This is really for Tommy so I hope he gets to read it. I love the story/info on Tommy’s 1952 MG TD - I really wanted one! It was also the year I was born. So, what did I do when it came time for me to buy my first car? I bought the first used British car I could find - a 1956 MGA!!! It was fire engine red, soft top & drop in sliding Plexiglas window, just what a 17 year old needed! If you know this car it’s really sleek, no external door handles so you have to slide the NON locking window aside, reach in and grab the pull cord inside the door opening and pull the door open. When you go to start it the key only works the fuel pump (which I didn’t learn until it stopped ticking one day) so you turn the key, pull the choke out then pull on the starter cable. I bought it from the son of a local large landscaper. He wasn’t around when I went to look at it but one of his dad’s salesmen was. He showed me the car and receipts for HUNDREDS of dollars worth of repairs. This should have sent any sensible individual running away but I had my rose colored (or fire engine red) glasses on that day and it was ONLY $650!!!

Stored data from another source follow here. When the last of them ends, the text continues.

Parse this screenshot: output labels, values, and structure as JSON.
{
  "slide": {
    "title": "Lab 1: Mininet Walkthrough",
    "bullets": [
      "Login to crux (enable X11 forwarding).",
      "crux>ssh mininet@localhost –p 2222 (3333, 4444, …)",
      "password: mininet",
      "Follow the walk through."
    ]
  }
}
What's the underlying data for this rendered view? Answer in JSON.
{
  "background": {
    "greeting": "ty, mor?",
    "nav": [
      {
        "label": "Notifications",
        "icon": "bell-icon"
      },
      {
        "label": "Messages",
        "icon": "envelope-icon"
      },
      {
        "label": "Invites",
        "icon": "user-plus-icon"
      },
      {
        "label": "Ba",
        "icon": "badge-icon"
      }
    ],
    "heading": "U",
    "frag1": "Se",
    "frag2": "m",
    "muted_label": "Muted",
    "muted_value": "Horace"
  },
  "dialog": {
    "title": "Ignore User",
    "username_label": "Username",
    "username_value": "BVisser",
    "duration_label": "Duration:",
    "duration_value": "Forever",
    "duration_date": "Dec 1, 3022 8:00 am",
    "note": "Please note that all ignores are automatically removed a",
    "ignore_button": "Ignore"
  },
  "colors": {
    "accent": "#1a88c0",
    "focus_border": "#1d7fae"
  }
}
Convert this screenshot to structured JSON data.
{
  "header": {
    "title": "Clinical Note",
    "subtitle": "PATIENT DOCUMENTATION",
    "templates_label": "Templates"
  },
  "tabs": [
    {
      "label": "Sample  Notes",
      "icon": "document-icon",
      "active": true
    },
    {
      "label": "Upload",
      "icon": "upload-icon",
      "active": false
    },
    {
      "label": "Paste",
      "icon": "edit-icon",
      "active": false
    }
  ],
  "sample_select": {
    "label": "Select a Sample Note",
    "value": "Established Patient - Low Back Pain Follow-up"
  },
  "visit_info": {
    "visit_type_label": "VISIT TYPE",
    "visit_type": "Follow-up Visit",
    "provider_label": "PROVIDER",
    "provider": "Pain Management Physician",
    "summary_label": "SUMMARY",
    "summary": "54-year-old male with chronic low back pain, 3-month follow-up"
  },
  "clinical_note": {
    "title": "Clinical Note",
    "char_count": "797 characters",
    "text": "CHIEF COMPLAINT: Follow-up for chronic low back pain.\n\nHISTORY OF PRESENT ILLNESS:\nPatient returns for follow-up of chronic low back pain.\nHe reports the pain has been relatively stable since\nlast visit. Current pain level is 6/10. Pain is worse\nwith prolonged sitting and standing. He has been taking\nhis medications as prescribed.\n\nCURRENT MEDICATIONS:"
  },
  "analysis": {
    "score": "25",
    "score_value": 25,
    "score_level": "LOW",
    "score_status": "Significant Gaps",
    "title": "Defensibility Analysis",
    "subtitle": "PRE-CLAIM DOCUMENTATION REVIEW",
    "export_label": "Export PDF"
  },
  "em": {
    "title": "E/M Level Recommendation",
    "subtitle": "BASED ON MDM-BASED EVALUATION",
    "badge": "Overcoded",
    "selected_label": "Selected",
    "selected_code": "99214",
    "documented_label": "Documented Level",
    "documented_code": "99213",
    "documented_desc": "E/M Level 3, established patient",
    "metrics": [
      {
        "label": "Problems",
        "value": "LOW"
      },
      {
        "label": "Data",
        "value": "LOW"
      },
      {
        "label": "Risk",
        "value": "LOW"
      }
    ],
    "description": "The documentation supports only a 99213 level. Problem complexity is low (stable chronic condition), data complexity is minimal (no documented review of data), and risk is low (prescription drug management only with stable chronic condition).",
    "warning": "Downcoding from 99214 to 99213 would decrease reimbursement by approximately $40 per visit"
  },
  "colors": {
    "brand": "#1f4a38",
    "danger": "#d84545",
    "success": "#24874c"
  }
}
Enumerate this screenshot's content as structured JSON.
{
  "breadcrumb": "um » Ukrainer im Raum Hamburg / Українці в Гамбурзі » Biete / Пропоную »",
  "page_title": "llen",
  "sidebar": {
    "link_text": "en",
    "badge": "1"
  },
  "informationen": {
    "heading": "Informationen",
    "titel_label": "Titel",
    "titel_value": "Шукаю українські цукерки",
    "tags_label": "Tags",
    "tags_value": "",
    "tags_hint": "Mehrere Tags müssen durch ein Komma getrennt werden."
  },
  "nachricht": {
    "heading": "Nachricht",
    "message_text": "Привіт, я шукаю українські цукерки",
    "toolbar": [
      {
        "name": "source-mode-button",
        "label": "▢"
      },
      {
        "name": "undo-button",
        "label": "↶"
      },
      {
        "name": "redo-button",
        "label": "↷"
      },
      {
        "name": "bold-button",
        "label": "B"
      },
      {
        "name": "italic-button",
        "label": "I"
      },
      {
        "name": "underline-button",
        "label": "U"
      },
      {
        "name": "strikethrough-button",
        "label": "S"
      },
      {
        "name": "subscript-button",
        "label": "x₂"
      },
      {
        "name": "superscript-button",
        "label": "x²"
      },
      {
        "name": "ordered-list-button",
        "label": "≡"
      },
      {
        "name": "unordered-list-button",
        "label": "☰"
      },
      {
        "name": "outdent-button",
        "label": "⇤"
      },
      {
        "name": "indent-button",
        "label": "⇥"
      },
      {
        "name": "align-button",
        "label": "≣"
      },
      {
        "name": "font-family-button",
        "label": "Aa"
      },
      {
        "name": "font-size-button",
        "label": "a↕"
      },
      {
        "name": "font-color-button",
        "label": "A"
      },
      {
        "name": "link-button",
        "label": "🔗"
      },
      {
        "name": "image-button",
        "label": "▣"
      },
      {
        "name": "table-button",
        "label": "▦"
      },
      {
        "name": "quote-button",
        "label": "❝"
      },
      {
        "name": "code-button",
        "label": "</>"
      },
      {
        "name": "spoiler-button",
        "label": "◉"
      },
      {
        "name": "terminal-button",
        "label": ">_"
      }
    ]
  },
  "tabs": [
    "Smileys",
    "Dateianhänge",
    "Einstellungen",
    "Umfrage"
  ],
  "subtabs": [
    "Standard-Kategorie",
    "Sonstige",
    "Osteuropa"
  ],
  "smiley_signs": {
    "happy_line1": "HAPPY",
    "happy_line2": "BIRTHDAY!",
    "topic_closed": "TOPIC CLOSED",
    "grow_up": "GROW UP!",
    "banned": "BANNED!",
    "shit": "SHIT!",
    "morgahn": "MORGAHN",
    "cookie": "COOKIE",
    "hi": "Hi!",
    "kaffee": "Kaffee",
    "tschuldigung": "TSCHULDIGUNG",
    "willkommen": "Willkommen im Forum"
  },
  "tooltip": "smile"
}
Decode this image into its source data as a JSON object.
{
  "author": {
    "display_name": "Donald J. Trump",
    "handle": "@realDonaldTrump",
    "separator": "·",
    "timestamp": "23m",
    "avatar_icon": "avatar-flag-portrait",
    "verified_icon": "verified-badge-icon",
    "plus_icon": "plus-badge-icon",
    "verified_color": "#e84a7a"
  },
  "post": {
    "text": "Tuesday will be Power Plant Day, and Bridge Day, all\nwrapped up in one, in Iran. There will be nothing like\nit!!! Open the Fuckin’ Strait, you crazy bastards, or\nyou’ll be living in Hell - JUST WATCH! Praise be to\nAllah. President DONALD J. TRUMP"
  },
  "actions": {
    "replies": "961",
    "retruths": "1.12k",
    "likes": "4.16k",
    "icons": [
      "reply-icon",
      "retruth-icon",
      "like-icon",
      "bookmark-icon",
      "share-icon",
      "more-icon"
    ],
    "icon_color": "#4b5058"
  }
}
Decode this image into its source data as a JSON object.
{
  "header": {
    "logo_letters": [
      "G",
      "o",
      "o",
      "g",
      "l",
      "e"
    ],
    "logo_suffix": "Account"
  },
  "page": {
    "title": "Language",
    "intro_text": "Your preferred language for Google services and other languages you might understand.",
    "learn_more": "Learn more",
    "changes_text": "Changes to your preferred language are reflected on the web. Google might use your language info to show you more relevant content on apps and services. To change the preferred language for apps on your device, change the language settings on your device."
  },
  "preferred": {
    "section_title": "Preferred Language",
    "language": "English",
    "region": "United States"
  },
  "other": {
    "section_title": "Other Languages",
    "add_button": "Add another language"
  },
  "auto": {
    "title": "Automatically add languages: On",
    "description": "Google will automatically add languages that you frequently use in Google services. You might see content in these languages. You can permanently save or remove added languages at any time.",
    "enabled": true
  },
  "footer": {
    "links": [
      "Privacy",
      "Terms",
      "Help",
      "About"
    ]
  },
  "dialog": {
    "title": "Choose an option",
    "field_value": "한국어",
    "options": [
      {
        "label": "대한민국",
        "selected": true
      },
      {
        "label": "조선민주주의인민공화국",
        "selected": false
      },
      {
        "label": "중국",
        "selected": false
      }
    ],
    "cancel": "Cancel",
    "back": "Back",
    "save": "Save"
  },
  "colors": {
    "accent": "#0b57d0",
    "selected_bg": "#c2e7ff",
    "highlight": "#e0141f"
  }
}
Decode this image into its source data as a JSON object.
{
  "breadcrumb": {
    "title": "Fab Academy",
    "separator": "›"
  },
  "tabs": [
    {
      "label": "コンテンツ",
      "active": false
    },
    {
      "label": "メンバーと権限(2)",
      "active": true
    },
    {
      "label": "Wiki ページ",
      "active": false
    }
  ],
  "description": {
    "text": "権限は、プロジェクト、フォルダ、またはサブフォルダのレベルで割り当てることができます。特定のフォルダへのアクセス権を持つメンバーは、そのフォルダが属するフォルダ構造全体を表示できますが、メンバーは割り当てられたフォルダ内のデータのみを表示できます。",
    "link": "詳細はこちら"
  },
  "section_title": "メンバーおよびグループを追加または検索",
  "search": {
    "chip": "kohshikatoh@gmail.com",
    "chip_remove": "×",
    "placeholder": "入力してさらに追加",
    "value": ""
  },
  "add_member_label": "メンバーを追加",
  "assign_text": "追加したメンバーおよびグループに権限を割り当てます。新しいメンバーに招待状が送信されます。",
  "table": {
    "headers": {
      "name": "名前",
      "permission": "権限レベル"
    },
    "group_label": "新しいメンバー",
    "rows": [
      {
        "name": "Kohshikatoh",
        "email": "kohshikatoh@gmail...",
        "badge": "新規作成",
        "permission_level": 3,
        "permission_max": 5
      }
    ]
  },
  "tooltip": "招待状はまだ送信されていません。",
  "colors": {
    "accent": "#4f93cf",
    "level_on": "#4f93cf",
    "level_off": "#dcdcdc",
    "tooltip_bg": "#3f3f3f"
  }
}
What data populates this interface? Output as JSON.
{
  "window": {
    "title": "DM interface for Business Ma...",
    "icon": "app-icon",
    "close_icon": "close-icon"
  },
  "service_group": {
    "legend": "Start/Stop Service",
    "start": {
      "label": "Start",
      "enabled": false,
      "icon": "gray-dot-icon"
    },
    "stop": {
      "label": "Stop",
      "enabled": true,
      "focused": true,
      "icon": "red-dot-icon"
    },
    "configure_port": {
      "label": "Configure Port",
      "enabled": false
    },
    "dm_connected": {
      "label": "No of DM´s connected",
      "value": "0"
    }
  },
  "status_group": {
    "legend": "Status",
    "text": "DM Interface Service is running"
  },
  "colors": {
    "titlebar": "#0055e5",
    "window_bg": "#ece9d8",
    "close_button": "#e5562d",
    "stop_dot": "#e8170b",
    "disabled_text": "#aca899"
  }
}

So I bought the stupid thing and drove it through the winter of 1970, sometimes down to -10 F, and into the spring of 1971. It always started (until the fuel pump wiring failed one day) and always ran UNTIL it started clunking badly and threw/broke a rod. I got one of my buddy’s to help tow me home with a rope around the bumper and we drug/pushed it into the garage. We put it up on jack stands, crawled under it and I started laughing my a** off – it really wasn’t funny but what can you do? One of the rods had broken and then proceeded to swing around in the engine and ripped right through the oil pan.
We continued to investigate the rest of the motor and to my surprise there had already been another hole in the upper part of the block, behind the oil filter, hidden by a piece of greasy CARDBOARD that the previous owner must have installed to keep oil from leaking out of the engine from a previous similar breakdown (see mountain of old repair receipts). Well that was really the end of my MG driving. It sat in the garage for a few years until I finally realized I would never get around to fixing it, so I sold it to a local foreign car rebuilder for the same $650 I originally spent. End of story.
Tommy, does that now make us “brothers under DA HOOD?”
P.S. I went back to riding my 175 Yamaha motorcycle until I bought my next car – a 1966 VW Canadian notchback! There are a few good stories there too.